Input Devices:
i) Keyboard is the most common form of input devices. It was originally designed in the last century. Since then, only minor improvements have taken place in key board design.
ii) Pointing devices: These are used to indicate a point on a screen for example, to make a selection from a menu. They include: The light-pen (where the tip of the pen is touched on. the screen); The touch-screen (touched directly by finger, pen etc.), and the mouse (moved around the desk or other flat surface to move a cursor on the screen, with the required position marked by pressing a button on mouse). These devices will obviously work with appropriate interactive computer software.
iii) Voice input is now in a stage of development where commercial systems are becoming available. It may take some more time for these systems to be trained to recognise each user's voice and are presently limited to vocabularies of a few thousand words. In other words, voice input is only in experimental stage of development. It may take some years before it is made operational.

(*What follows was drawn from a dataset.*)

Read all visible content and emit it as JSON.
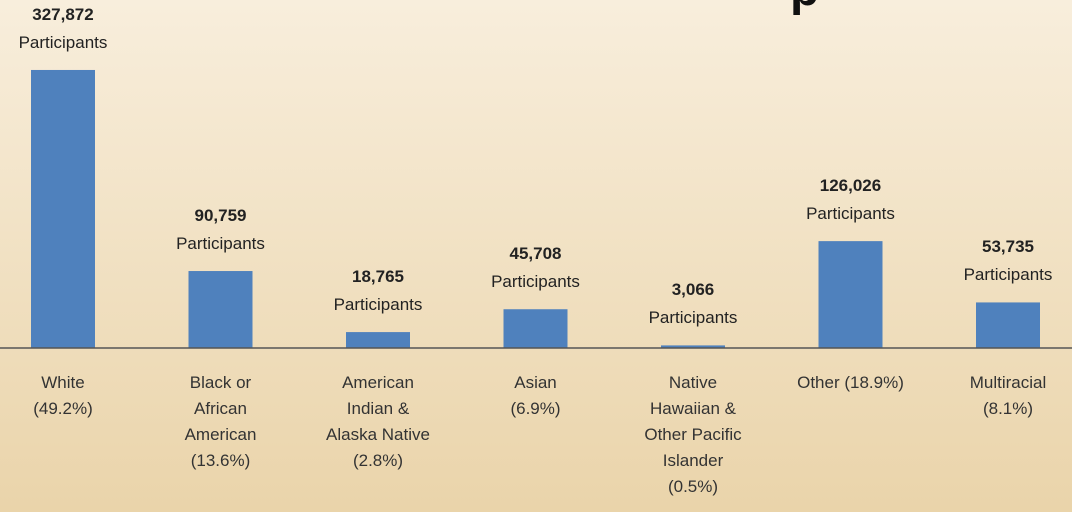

iv) Barcodes These incorporate information in a pattern of stripes, produced and read by special equipment. These are widely used in library issue systems and are slowly gaining wider use for general data transfer, particularly as a means of 'publishing' computer programs. To the extent they are used in library automation, they can be considered as data input devices.
v) Optical Character Recognition This method has now developed to a stage, when it can be used as a practical means for routine entry of large quantum of print on paper information into computer systems. Unless special steps are taken, error rates are very high in this technique. Hence, standardisation of input is highly necessary.